Perché l'Italia è indenne dal terrorismo islamico? Molte teorie, ma poche certezze

L'arresto, tra Italia e Svizzera, del fratello e di sodali di Ahmed Hannachi ripropone gli interrogativi su come la jihad si rapporti al nostro Paese ed i motivi

Agenti immobilizzano Hananchi a Marsiglia

Agenti immobilizzano Hananchi a Marsiglia

Diego Minuti 10 ottobre 2017

L'arresto di due tunisini alla frontiera italo-svizzera, per sospetti legami con Ahmed Hannachi, l'attentatore di Marsiglia, può essere il punto di partenza di una riflessione sul rapporto degli jhadisti con l'Italia. Riflettere dopo i due arresti, ma anche dopo quello, a Ferrara, di un fratello di Hannachi e, nel passato anche recente, dei nordafricani e musulmani originari delle regioni balcaniche, oggetto di provvedimentidi espulsione per propaganda dell'islam redicale. La domanda che si pongono in molti è come mai l'Italia, a differenza di Francia, Germania, Spagna e Gran Bretagna, sembra passare indenne tra le gocce del sangue sparso a piene mani dai gruppuscoli jihadisti che ieri si riconoscevano nella leadership planetaria di al Qaida ed oggi nelle strampalate ideologie dello Stato islamico. E ci si arrovella sui perchè, trovando, a seconda dell'estrazione professionale e culturale di chi si addentra nella difficilissima analisi, di spiegazioni che, soprattutto agli occhi di chi le fa, sono le migliori.
Per spiegare il perchè dell'estraneità del territorio italiano alla geografia del terrore si trova ogni motivazione, a partire dal retaggio dei patti che, negli anni '70, si sarebbero stretti con l'estremismo armato palestinese.
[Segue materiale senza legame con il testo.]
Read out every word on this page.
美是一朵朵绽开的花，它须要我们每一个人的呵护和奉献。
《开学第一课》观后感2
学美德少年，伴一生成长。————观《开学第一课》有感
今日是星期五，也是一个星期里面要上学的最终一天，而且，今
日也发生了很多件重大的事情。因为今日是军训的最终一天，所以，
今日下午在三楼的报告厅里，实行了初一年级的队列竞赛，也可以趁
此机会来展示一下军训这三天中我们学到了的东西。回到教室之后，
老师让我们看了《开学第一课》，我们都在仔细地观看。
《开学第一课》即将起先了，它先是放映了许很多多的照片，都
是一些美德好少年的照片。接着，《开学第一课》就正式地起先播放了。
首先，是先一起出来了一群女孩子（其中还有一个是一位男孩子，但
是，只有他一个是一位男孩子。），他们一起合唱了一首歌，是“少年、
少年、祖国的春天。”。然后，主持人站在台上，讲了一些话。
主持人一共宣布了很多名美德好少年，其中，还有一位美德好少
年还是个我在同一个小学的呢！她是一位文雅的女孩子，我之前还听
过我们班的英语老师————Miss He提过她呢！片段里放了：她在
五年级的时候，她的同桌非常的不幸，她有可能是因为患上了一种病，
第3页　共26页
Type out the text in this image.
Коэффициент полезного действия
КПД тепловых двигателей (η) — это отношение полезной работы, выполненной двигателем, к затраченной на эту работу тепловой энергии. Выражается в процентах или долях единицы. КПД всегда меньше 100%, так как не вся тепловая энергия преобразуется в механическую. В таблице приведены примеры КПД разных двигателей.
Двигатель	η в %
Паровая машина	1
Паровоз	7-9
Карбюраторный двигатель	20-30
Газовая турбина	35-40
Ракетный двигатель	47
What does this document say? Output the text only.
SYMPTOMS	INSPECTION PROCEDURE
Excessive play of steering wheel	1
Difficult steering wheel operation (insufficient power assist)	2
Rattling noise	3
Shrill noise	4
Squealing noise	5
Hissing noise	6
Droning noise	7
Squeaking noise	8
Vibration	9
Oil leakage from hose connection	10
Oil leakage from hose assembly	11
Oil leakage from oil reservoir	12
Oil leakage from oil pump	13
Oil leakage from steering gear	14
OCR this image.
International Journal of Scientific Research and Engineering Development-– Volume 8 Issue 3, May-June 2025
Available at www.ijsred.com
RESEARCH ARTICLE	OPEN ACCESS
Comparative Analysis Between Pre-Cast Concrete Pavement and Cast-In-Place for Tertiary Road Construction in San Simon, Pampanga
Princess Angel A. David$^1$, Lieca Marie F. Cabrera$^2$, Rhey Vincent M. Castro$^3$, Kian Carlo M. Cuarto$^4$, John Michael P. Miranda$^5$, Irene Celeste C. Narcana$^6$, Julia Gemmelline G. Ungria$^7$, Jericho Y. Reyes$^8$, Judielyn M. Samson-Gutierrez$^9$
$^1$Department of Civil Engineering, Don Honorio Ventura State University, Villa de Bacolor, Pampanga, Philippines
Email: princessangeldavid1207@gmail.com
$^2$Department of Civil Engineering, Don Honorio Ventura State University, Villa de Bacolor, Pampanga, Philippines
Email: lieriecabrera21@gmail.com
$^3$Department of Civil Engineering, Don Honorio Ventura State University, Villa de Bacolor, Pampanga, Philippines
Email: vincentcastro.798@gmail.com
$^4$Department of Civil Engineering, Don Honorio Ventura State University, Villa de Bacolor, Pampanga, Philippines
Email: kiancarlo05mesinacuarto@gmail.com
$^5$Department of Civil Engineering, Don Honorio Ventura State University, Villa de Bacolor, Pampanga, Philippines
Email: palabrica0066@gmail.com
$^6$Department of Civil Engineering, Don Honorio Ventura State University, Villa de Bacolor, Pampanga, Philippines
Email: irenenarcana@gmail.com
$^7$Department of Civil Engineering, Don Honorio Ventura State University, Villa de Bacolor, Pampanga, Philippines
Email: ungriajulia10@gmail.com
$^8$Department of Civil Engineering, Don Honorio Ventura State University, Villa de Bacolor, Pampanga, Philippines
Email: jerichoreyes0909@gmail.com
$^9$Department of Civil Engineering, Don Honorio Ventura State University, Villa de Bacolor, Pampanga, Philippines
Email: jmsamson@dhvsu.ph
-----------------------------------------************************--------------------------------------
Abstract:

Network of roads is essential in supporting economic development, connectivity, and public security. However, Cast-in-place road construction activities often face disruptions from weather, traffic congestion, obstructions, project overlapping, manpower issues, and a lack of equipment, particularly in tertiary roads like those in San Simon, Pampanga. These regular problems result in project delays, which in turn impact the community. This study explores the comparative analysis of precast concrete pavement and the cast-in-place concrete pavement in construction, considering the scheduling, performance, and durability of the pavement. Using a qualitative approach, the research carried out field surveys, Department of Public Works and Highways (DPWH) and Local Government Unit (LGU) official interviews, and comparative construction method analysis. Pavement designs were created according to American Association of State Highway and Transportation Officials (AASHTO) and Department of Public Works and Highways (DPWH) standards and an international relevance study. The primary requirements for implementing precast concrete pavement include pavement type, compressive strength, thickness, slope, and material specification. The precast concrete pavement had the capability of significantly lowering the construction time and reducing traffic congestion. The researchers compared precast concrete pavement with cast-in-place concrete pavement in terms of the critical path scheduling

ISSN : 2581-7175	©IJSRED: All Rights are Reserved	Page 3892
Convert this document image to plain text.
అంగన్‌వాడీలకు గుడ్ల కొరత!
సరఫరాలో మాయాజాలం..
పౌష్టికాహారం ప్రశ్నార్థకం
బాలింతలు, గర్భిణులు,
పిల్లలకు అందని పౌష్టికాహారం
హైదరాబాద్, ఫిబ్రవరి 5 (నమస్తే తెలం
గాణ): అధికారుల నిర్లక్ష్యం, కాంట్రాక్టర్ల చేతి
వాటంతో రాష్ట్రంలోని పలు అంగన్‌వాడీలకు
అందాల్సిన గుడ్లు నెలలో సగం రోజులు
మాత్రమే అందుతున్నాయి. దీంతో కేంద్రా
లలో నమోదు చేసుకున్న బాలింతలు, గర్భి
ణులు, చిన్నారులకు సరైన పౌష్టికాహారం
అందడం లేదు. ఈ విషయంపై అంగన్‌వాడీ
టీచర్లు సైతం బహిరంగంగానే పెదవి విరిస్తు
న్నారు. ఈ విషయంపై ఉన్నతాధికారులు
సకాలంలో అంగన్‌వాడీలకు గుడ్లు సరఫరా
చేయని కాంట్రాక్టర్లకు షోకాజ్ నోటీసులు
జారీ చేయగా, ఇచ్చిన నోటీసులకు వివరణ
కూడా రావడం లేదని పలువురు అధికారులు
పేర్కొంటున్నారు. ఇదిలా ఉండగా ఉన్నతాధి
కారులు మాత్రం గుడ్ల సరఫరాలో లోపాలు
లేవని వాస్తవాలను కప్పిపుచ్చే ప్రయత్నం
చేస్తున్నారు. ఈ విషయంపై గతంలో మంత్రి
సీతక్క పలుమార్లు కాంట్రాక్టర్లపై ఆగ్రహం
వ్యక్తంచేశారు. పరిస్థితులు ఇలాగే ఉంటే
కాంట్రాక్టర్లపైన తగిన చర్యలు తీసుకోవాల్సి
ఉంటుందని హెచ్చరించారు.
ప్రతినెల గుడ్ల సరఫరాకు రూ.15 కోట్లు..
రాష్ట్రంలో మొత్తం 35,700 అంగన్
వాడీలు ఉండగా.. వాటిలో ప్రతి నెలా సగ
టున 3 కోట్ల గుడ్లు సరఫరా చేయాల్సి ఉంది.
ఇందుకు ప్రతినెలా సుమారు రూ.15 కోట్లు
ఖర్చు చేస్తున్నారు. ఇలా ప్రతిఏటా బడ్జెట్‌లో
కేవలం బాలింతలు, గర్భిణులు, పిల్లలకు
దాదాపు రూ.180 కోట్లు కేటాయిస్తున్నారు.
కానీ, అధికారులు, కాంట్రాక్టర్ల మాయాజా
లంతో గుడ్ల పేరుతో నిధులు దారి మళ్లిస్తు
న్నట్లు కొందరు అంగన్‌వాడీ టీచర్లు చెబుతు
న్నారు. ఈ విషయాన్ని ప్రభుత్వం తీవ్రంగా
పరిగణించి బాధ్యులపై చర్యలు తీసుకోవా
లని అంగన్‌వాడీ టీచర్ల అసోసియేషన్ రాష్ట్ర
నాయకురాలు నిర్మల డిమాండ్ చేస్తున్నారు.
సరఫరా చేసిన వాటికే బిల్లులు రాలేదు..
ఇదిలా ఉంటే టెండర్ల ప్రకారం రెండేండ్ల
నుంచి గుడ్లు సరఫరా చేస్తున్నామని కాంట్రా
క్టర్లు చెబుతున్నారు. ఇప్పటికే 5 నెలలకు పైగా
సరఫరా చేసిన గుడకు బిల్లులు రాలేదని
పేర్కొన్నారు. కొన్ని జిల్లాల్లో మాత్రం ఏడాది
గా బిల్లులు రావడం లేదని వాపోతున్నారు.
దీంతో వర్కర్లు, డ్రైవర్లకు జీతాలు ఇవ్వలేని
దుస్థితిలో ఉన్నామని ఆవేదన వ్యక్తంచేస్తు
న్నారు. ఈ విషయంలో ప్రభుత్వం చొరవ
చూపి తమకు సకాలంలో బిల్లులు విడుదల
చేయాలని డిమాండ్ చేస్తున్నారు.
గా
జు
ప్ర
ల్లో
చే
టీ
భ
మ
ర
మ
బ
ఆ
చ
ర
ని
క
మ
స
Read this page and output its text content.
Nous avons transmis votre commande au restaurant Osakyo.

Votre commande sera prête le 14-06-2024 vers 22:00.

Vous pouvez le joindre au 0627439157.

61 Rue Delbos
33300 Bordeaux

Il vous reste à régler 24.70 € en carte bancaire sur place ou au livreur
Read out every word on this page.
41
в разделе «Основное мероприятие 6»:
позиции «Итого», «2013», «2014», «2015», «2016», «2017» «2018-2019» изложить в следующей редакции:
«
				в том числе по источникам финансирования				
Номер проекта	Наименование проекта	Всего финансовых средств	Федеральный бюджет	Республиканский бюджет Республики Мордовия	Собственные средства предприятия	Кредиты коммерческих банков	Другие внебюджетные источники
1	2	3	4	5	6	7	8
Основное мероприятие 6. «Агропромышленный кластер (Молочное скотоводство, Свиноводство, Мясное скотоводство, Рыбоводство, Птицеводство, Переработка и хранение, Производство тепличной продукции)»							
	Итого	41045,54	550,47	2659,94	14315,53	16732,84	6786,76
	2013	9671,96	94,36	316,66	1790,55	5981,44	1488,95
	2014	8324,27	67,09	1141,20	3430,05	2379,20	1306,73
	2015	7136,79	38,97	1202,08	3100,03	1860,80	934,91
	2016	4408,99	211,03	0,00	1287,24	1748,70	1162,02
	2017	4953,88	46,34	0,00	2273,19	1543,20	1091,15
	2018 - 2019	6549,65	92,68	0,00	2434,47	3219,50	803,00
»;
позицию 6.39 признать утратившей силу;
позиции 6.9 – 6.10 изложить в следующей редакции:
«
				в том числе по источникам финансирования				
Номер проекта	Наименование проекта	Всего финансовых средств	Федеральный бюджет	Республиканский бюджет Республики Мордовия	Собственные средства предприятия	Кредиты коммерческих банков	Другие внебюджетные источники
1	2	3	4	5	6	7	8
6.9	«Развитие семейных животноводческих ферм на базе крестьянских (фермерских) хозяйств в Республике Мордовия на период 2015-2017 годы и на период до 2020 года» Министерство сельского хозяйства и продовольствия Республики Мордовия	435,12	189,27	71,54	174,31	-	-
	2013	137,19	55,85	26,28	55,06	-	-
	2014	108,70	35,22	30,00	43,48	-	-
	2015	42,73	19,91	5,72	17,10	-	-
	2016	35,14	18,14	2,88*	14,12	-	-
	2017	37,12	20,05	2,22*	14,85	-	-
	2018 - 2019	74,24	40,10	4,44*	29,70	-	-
Anche se se di attentati non è che non ne abbiamo avuti, ma si sa che talvolta la memoria fa brutti scherzi, come potrebbero ricordare i familiari del piccolo Stefano Gaj Tachè, ucciso davanti alla sinagoga di Roma, e di Leon Klinghoffer, assassinato sulla Achille Lauro, nonostante fosse immobilizzato su una sedia a rotelle, per non parlare dell'attentato alla El Al a Fiumicino.
In tempi più recenti si trova una spiegazione, anzi una certezza in nuove alleanze che si sarebbero create nel fangoso milieu dei traffici illeciti internazionali (armi, droga, essere umani), con una colpevole inazione degli apparati dello Stato. Tutto fa brodo, recitava un adagio, per spiegare che ogni argomento è buono se può essere usato per la causa.
Tesi affascinanti, ma che sembrano non tenere conto, in questo momento, di chi dovrebbero essere gli interlocutori di coloro che in Italia, nel disprezzo delle leggi e della morale, farebbero accordi con la jihad.
L'Italia degli anni Duemila viene descritta quasi come una piattaforma commerciale dove chi arriva - quale che sia la sua matrice ideologica o religiosa - può fare quello che vuole, trafficando ogni prodotto, cose o uomini, nella totale ignoranza dell'apparato di sicurezza. E questa volta il termine ''ignoranza'' non è nell'accezione cara a Giorgio Almirante che la incollava, soprattutto nei dibattiti televisivi, alle sue controparti, specificando che erano ''ignoranti nel senso che ignorano''. Anche se sotto sotto era e restava un insulto. Qui, nell'accezione che vedo, ignoranza significa inadeguatezza, insipienza, sciatteria. E' questo il profilo dei nostri investigatori e dei nostri magistrati? Non lo credo. Ma questo ragionamento - quello dell'intangibilità di chi delinque, per guadagno o per religione - è il più comodo perché, dando per scontato che questi soggetti non si possono sconfiggere, si assolve tutti, condannando tutti.
Il dato di fatto che l'Italia non è, almeno sino ad oggi, un bersaglio per il terrorismo islamico non deve passare necessariamente per una svendita dello Stato al migliore offerente, sia esso un trafficante di droga o un folle che crede di usare le bombe come strumento di proselitismo.